De nombreux premiers intervenants développent de solides mécanismes de défense et sont « peu sûrs, méfiants et contrôlants », a déclaré Beyer. Ils attendent souvent trop longtemps avant de demander de l’aide, a-t-il ajouté.
Les policiers ont tendance à être « très fermés, très réticents à être vulnérables », a déclaré Lerner. Mais il découvre que la plupart des premiers intervenants deviennent des patients modèles après avoir fait leurs premiers pas. « À ce moment-là, ils sont tous à l’intérieur », a-t-il déclaré. « Ils ne font rien à moitié. »
À Harbour of Grace, le style de communication reflète le ton d’un poste de police ou d’une caserne de pompiers, a déclaré Beyer. « Nous ne perdons pas de temps avec des trucs de bien-être », a-t-il déclaré. « Nous sommes francs. Nous appelons les gens si nécessaire. »
Le psychologue Prohaska a déclaré qu’il était important qu’il existe des centres de traitement comportemental spécialisés pour les premiers intervenants. Mais, a-t-il dit, il doit également y avoir de meilleurs investissements en première ligne, pour des initiatives pratiques qui enseignent la résilience des employés de la sécurité publique, comme celle qu’il a développée pour le département de police de Kansas City.

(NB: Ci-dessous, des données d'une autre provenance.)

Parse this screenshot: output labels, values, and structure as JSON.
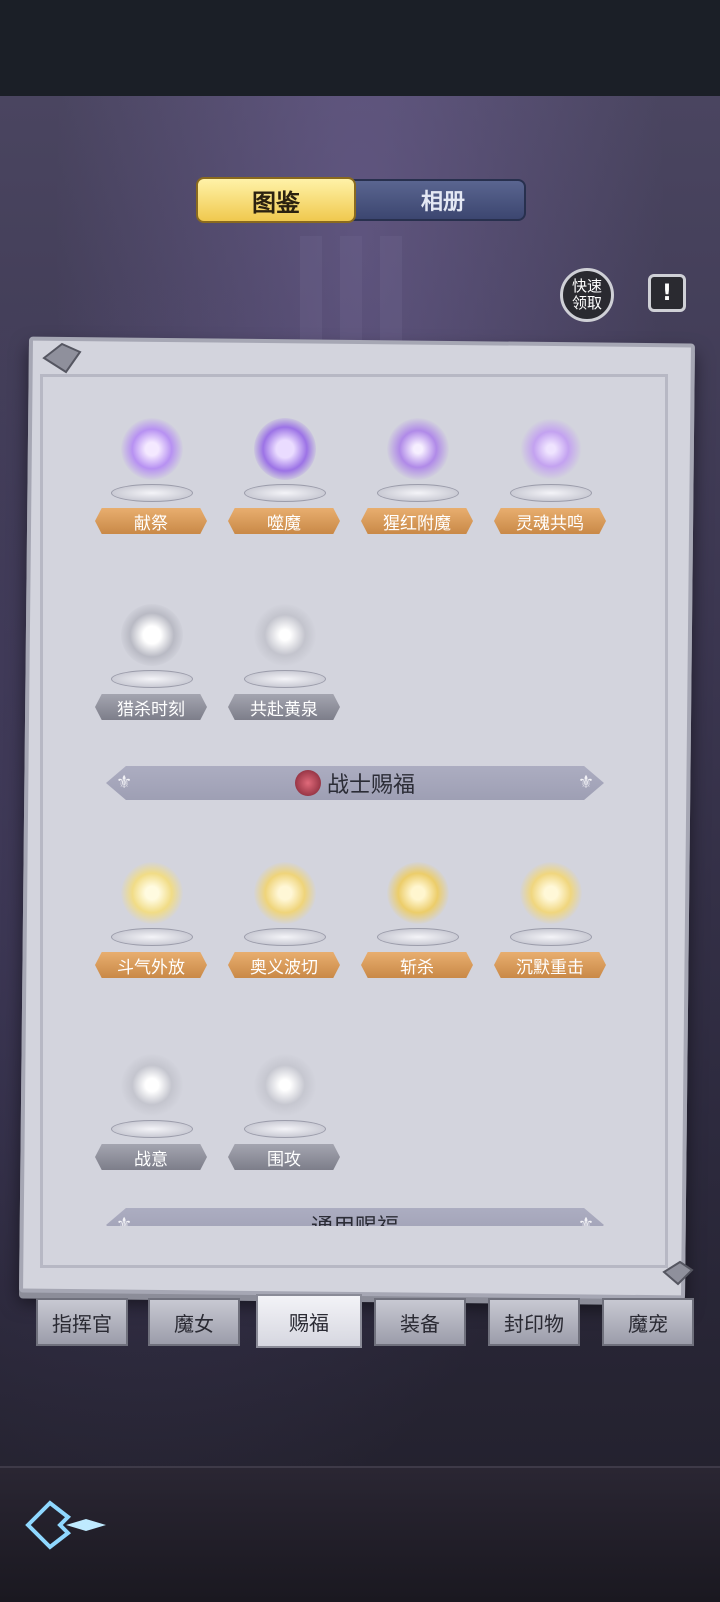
{
  "toggle": {
    "active_label": "图鉴",
    "inactive_label": "相册"
  },
  "quick_claim": {
    "line1": "快速",
    "line2": "领取"
  },
  "info": {
    "label": "!"
  },
  "curse_items": [
    {
      "label": "献祭",
      "icon": "purple-flame-icon",
      "style": "orange"
    },
    {
      "label": "噬魔",
      "icon": "purple-orb-icon",
      "style": "orange"
    },
    {
      "label": "猩红附魔",
      "icon": "purple-vortex-icon",
      "style": "orange"
    },
    {
      "label": "灵魂共鸣",
      "icon": "purple-totem-icon",
      "style": "orange"
    },
    {
      "label": "猎杀时刻",
      "icon": "grabbing-hand-icon",
      "style": "gray"
    },
    {
      "label": "共赴黄泉",
      "icon": "spirit-figure-icon",
      "style": "gray"
    }
  ],
  "warrior_section": {
    "title": "战士赐福",
    "icon": "feather-badge-icon"
  },
  "warrior_items": [
    {
      "label": "斗气外放",
      "icon": "crescent-slash-icon",
      "style": "orange"
    },
    {
      "label": "奥义波切",
      "icon": "blade-wave-icon",
      "style": "orange"
    },
    {
      "label": "斩杀",
      "icon": "spinning-figure-icon",
      "style": "orange"
    },
    {
      "label": "沉默重击",
      "icon": "fist-burst-icon",
      "style": "orange"
    },
    {
      "label": "战意",
      "icon": "crossed-swords-icon",
      "style": "gray"
    },
    {
      "label": "围攻",
      "icon": "swords-cluster-icon",
      "style": "gray"
    }
  ],
  "general_section": {
    "title": "通用赐福"
  },
  "bottom_tabs": [
    {
      "label": "指挥官",
      "active": false
    },
    {
      "label": "魔女",
      "active": false
    },
    {
      "label": "赐福",
      "active": true
    },
    {
      "label": "装备",
      "active": false
    },
    {
      "label": "封印物",
      "active": false
    },
    {
      "label": "魔宠",
      "active": false
    }
  ],
  "colors": {
    "accent_gold": "#f0c94e",
    "label_orange": "#d99a58",
    "label_gray": "#8d8e99",
    "panel": "#d3d4dd"
  }
}
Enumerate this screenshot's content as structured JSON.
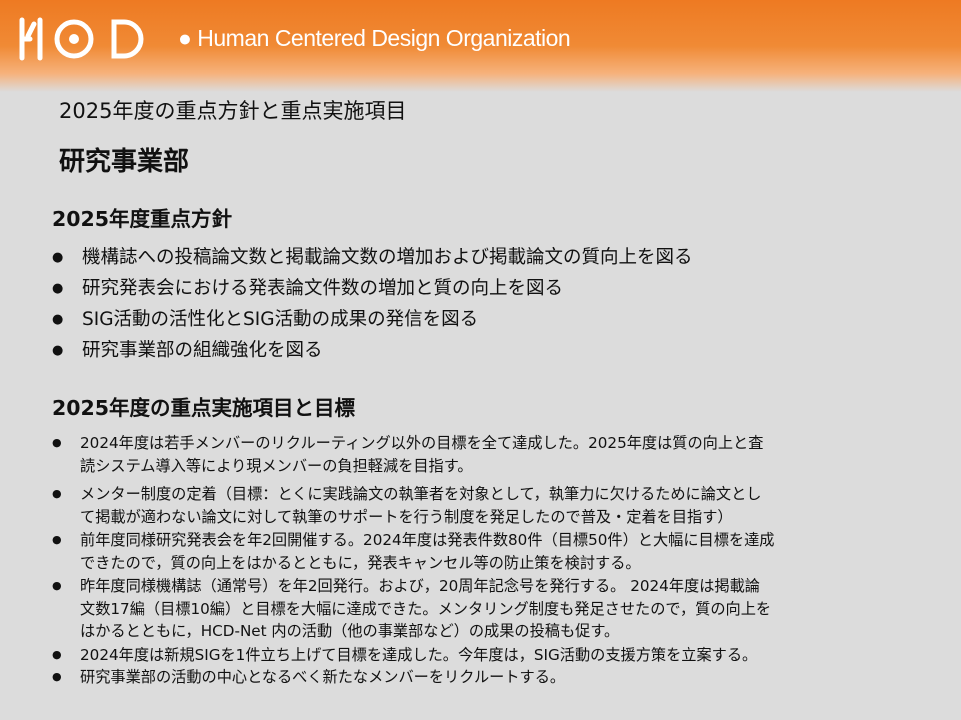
{
  "header": {
    "logo_mark": "HCD",
    "org_name": "● Human Centered Design Organization"
  },
  "page": {
    "subtitle": "2025年度の重点方針と重点実施項目",
    "department": "研究事業部"
  },
  "policies": {
    "heading": "2025年度重点方針",
    "items": [
      "機構誌への投稿論文数と掲載論文数の増加および掲載論文の質向上を図る",
      "研究発表会における発表論文件数の増加と質の向上を図る",
      "SIG活動の活性化とSIG活動の成果の発信を図る",
      "研究事業部の組織強化を図る"
    ]
  },
  "implementation": {
    "heading": "2025年度の重点実施項目と目標",
    "items": [
      {
        "lines": [
          "2024年度は若手メンバーのリクルーティング以外の目標を全て達成した。2025年度は質の向上と査",
          "読システム導入等により現メンバーの負担軽減を目指す。"
        ]
      },
      {
        "lines": [
          "メンター制度の定着（目標：とくに実践論文の執筆者を対象として，執筆力に欠けるために論文とし",
          "て掲載が適わない論文に対して執筆のサポートを行う制度を発足したので普及・定着を目指す）"
        ]
      },
      {
        "lines": [
          "前年度同様研究発表会を年2回開催する。2024年度は発表件数80件（目標50件）と大幅に目標を達成",
          "できたので，質の向上をはかるとともに，発表キャンセル等の防止策を検討する。"
        ]
      },
      {
        "lines": [
          "昨年度同様機構誌（通常号）を年2回発行。および，20周年記念号を発行する。 2024年度は掲載論",
          "文数17編（目標10編）と目標を大幅に達成できた。メンタリング制度も発足させたので，質の向上を",
          "はかるとともに，HCD-Net 内の活動（他の事業部など）の成果の投稿も促す。"
        ]
      },
      {
        "lines": [
          "2024年度は新規SIGを1件立ち上げて目標を達成した。今年度は，SIG活動の支援方策を立案する。"
        ]
      },
      {
        "lines": [
          "研究事業部の活動の中心となるべく新たなメンバーをリクルートする。"
        ]
      }
    ]
  }
}
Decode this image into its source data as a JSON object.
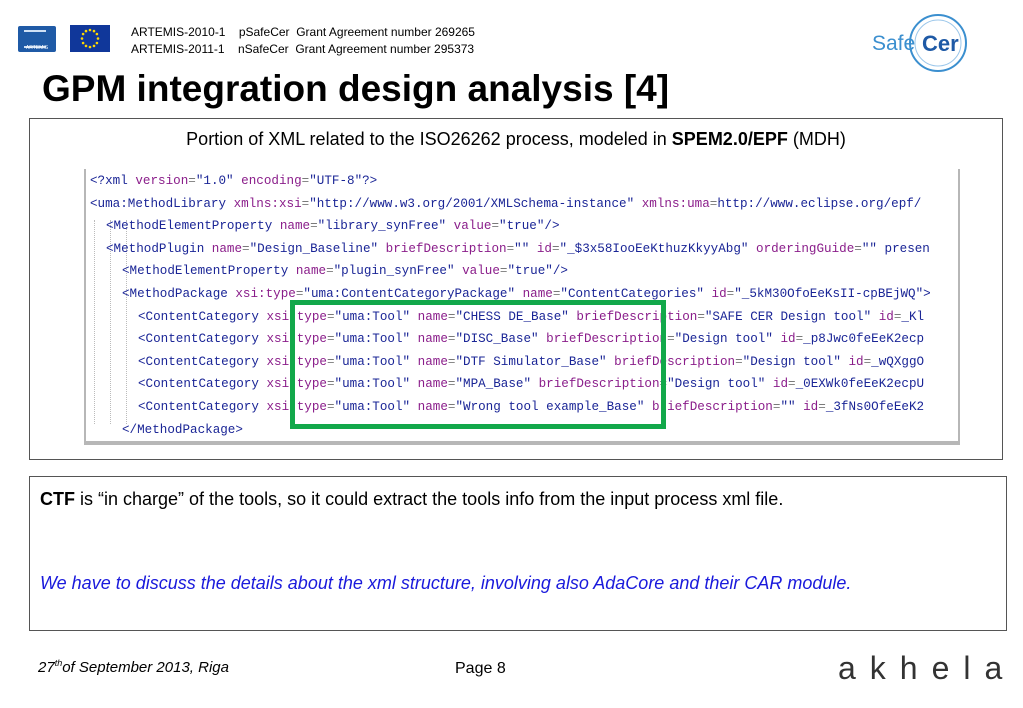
{
  "header": {
    "line1": {
      "project": "ARTEMIS-2010-1",
      "name": "pSafeCer",
      "grant": "Grant Agreement number 269265"
    },
    "line2": {
      "project": "ARTEMIS-2011-1",
      "name": "nSafeCer",
      "grant": "Grant Agreement number 295373"
    },
    "artemis_logo_text": "ARTEMIS",
    "safecer_logo": {
      "left": "Safe",
      "right": "Cer"
    }
  },
  "title": "GPM integration design analysis [4]",
  "caption": {
    "prefix": "Portion of XML related to the ISO26262 process, modeled in ",
    "bold": "SPEM2.0/EPF",
    "suffix": " (MDH)"
  },
  "xml_lines": [
    "<?xml version=\"1.0\" encoding=\"UTF-8\"?>",
    "<uma:MethodLibrary xmlns:xsi=\"http://www.w3.org/2001/XMLSchema-instance\" xmlns:uma=\"http://www.eclipse.org/epf/",
    "<MethodElementProperty name=\"library_synFree\" value=\"true\"/>",
    "<MethodPlugin name=\"Design_Baseline\" briefDescription=\"\" id=\"_$3x58IooEeKthuzKkyyAbg\" orderingGuide=\"\" presen",
    "<MethodElementProperty name=\"plugin_synFree\" value=\"true\"/>",
    "<MethodPackage xsi:type=\"uma:ContentCategoryPackage\" name=\"ContentCategories\" id=\"_5kM30OfoEeKsII-cpBEjWQ\">",
    "<ContentCategory xsi:type=\"uma:Tool\" name=\"CHESS DE_Base\" briefDescription=\"SAFE CER Design tool\" id=\"_Kl",
    "<ContentCategory xsi:type=\"uma:Tool\" name=\"DISC_Base\" briefDescription=\"Design tool\" id=\"_p8Jwc0feEeK2ecp",
    "<ContentCategory xsi:type=\"uma:Tool\" name=\"DTF Simulator_Base\" briefDescription=\"Design tool\" id=\"_wQXggO",
    "<ContentCategory xsi:type=\"uma:Tool\" name=\"MPA_Base\" briefDescription=\"Design tool\" id=\"_0EXWk0feEeK2ecpU",
    "<ContentCategory xsi:type=\"uma:Tool\" name=\"Wrong tool example_Base\" briefDescription=\"\" id=\"_3fNs0OfeEeK2",
    "</MethodPackage>"
  ],
  "xml_indents": [
    0,
    0,
    1,
    1,
    2,
    2,
    3,
    3,
    3,
    3,
    3,
    2
  ],
  "colors": {
    "tag": "#1a2596",
    "attr": "#8a1d8a",
    "value": "#1a2596",
    "highlight_box": "#12a84a",
    "note_text": "#1a1adc"
  },
  "note": {
    "bold": "CTF",
    "text": " is “in charge” of the tools, so it could extract the tools info from the input process xml file.",
    "italic": "We have to discuss the details about the xml structure, involving also AdaCore and their CAR module."
  },
  "footer": {
    "date_day": "27",
    "date_sup": "th",
    "date_rest": "of September 2013, Riga",
    "page": "Page 8",
    "logo": "akhela"
  }
}
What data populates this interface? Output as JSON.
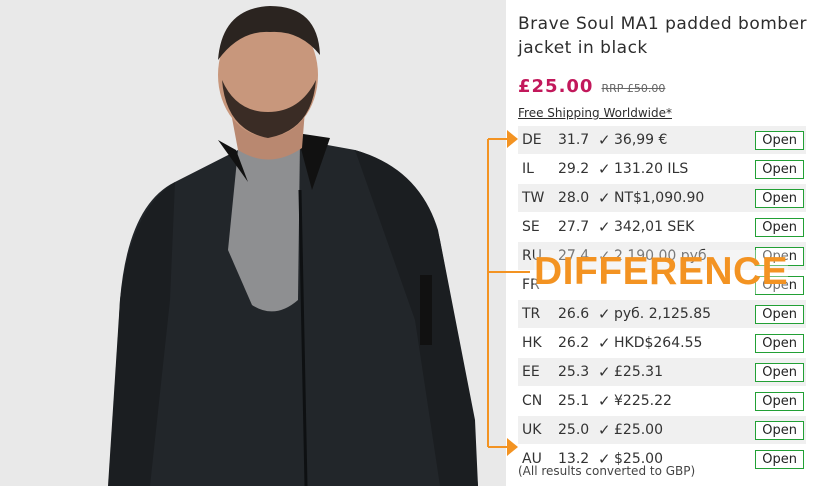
{
  "product": {
    "title": "Brave Soul MA1 padded bomber jacket in black",
    "price": "£25.00",
    "rrp": "RRP £50.00",
    "shipping": "Free Shipping Worldwide*"
  },
  "comparison": {
    "rows": [
      {
        "code": "DE",
        "score": "31.7",
        "check": "✓",
        "price": "36,99 €",
        "button": "Open"
      },
      {
        "code": "IL",
        "score": "29.2",
        "check": "✓",
        "price": "131.20 ILS",
        "button": "Open"
      },
      {
        "code": "TW",
        "score": "28.0",
        "check": "✓",
        "price": "NT$1,090.90",
        "button": "Open"
      },
      {
        "code": "SE",
        "score": "27.7",
        "check": "✓",
        "price": "342,01 SEK",
        "button": "Open"
      },
      {
        "code": "RU",
        "score": "27.4",
        "check": "✓",
        "price": "2 190,00 руб.",
        "button": "Open"
      },
      {
        "code": "FR",
        "score": "",
        "check": "",
        "price": "",
        "button": "Open"
      },
      {
        "code": "TR",
        "score": "26.6",
        "check": "✓",
        "price": "руб. 2,125.85",
        "button": "Open"
      },
      {
        "code": "HK",
        "score": "26.2",
        "check": "✓",
        "price": "HKD$264.55",
        "button": "Open"
      },
      {
        "code": "EE",
        "score": "25.3",
        "check": "✓",
        "price": "£25.31",
        "button": "Open"
      },
      {
        "code": "CN",
        "score": "25.1",
        "check": "✓",
        "price": "¥225.22",
        "button": "Open"
      },
      {
        "code": "UK",
        "score": "25.0",
        "check": "✓",
        "price": "£25.00",
        "button": "Open"
      },
      {
        "code": "AU",
        "score": "13.2",
        "check": "✓",
        "price": "$25.00",
        "button": "Open"
      }
    ],
    "footnote": "(All results converted to GBP)"
  },
  "overlay": {
    "label": "DIFFERENCE",
    "color": "#f39322"
  },
  "colors": {
    "price": "#c2185b",
    "button_border": "#22a035",
    "photo_bg": "#e9e9e9",
    "jacket": "#22262a"
  }
}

Une solide formation en santé mentale doit faire partie du programme de l’académie et être intégrée à la culture policière, a-t-il déclaré. « Tout comme nous enseignons la sécurité aux officiers, nous devons leur apprendre la résilience », a-t-il ajouté. « Un cours PowerPoint de deux heures ne suffit pas. »
Beyer s’attend à ce que la situation empire avant de s’améliorer. Au cours des deux dernières années, il a vu davantage de policiers démissionner alors qu’ils suivaient un traitement. Auparavant, la plupart retournaient au travail. « Maintenant, une fois qu’ils ont compris, beaucoup d’entre eux disent: » Je veux rester en bonne santé, et la façon de rester en bonne santé est de quitter le travail de la police « », a-t-il déclaré.
Ryan Close a décidé de retourner travailler dans les forces de l’ordre. Il est devenu un défenseur du soutien par les pairs dans son agence et au-delà. Il a déclaré que son propre parcours de santé mentale avait fait de lui un meilleur policier, avec plus d’empathie et de meilleures compétences en communication.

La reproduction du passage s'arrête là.